Le même constat, hélas, se pose en Belgique.  » Quand on interroge des professeurs d’université engagés dans des domaines naturalistes, tous se plaignent du déficit en connaissances pratiques des étudiants… ainsi que de la faible place accordée, dans le curriculum, aux apprentissages de terrain « , relève Roland de Schaetzen, directeur des relations internationales chez Natagora, une association belge de protection de la nature, qui vise à réconcilier cette dernière avec le grand public. Très peu d’étudiants, chez qui on devrait pourtant déceler une passion pour la vie sauvage, débordent  » volontairement  » du strict cadre des cours reçus. La raréfaction des  » amoureux de la nature  » était d’ailleurs consignée dans l’étude britannique : il ne reste plus guère que quelques groupes d’adultes (ceux impliqués par leur profession ou leurs hobbies) pouvant se targuer de bien connaître l’environnement – les pêcheurs, les gardes forestiers, les ornithologues amateurs, les écologistes, certains randonneurs.

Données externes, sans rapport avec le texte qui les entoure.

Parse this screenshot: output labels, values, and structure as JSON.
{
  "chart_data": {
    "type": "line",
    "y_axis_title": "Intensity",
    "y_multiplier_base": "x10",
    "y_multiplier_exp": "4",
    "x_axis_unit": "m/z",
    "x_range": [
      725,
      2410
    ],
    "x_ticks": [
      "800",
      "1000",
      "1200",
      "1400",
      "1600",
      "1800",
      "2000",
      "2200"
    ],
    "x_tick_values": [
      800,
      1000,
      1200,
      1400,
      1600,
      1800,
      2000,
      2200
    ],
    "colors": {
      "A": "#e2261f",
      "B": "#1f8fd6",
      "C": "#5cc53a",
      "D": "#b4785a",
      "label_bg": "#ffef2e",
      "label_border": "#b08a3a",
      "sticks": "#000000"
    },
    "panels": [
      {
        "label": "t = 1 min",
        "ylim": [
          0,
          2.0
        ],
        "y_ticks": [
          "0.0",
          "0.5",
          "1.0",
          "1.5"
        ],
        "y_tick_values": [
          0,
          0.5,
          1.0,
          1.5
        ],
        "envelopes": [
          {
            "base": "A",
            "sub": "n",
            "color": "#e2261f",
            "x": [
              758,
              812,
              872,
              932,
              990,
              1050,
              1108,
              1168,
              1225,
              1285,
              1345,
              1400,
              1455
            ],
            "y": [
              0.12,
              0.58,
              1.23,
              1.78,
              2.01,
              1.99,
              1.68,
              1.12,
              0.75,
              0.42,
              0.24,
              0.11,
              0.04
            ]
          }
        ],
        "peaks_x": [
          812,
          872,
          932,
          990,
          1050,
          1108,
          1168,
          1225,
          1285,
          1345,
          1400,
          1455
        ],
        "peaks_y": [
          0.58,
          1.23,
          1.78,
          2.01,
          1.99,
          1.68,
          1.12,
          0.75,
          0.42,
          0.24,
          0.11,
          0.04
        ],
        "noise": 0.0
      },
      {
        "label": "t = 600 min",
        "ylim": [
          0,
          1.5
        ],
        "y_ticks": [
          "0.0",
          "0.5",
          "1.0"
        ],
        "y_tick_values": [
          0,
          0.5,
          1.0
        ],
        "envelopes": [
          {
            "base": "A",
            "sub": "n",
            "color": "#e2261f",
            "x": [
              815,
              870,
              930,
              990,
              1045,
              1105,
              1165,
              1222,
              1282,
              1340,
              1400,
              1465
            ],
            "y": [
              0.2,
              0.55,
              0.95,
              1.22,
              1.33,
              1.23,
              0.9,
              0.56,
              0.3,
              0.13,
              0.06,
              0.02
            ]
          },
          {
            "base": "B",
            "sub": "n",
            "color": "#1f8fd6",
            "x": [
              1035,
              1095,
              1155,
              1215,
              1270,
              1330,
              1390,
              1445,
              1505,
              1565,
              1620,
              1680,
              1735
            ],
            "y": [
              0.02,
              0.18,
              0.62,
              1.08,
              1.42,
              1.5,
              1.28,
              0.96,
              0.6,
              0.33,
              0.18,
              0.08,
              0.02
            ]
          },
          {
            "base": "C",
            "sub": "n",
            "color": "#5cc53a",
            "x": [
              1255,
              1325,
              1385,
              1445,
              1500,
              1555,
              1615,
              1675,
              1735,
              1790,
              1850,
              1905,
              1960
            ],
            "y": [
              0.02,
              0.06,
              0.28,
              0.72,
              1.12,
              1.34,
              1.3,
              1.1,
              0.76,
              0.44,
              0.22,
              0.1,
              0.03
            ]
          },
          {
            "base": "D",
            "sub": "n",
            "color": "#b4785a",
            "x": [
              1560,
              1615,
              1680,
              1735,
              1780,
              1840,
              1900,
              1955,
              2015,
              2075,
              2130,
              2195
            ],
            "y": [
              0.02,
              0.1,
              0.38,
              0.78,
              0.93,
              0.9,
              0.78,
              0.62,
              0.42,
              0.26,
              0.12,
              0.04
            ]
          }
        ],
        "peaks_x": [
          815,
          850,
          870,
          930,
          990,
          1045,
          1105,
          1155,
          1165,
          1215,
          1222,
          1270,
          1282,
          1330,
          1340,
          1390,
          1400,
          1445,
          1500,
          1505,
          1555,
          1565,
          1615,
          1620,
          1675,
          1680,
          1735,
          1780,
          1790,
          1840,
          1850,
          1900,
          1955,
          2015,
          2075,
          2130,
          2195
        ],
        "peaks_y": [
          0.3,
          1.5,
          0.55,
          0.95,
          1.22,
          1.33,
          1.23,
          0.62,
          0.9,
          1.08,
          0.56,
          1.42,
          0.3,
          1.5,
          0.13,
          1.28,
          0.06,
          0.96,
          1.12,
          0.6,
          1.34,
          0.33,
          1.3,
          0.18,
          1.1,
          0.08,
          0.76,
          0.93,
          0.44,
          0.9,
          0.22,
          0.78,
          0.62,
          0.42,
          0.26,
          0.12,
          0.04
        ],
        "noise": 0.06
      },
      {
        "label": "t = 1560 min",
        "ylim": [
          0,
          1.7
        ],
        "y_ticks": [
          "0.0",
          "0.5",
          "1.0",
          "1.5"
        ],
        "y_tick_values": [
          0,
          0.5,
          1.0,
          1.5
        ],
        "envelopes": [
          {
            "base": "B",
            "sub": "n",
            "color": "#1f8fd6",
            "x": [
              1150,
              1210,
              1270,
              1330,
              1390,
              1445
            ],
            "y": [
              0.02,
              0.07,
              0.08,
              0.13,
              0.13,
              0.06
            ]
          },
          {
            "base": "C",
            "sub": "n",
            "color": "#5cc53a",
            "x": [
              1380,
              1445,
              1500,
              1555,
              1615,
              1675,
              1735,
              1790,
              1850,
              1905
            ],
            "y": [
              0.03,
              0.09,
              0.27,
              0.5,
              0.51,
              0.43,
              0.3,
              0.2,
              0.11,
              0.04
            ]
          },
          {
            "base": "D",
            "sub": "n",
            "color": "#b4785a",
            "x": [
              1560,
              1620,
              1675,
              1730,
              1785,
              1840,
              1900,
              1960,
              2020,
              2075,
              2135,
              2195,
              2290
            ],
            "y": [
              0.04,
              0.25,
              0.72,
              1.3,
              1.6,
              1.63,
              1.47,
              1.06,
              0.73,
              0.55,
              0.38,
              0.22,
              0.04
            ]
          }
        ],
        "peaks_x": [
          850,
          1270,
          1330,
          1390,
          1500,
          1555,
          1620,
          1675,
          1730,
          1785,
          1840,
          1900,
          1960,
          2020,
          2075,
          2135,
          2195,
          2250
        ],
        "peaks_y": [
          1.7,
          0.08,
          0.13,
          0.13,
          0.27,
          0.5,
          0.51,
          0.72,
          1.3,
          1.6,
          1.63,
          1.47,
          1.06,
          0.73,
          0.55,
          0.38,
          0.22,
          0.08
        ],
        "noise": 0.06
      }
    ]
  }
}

Promenons-nous dans les bois

L’origine du détachement de la vaste majorité des citoyens à l’égard des  » choses naturelles  » a sans doute des causes multiples. Certains y voient un échec coupable du système éducatif, l’apprentissage en extérieur (les excursions dans les bois, les classes vertes) ne coûtant objectivement pas tant à mettre en £uvre.  » Le manque d’argent est une excuse « , assurent les experts du rapport britannique. Pour de Schaetzen, le mal est surtout  » sociétal « , dans un monde qui privilégie d’abord des valeurs matérialistes :  » On est de plus en plus déconnectés de la nature. Qui passe encore ses week-ends à s’y promener ?  » interroge-t-il, tout en sachant la réponse. Très peu de familles parviennent encore à motiver leurs enfants, dès qu’ils dépassent 13 ans, à sortir dans la nature.  » C’est comme si cette dernière était devenue un sujet ringard, démodé.  »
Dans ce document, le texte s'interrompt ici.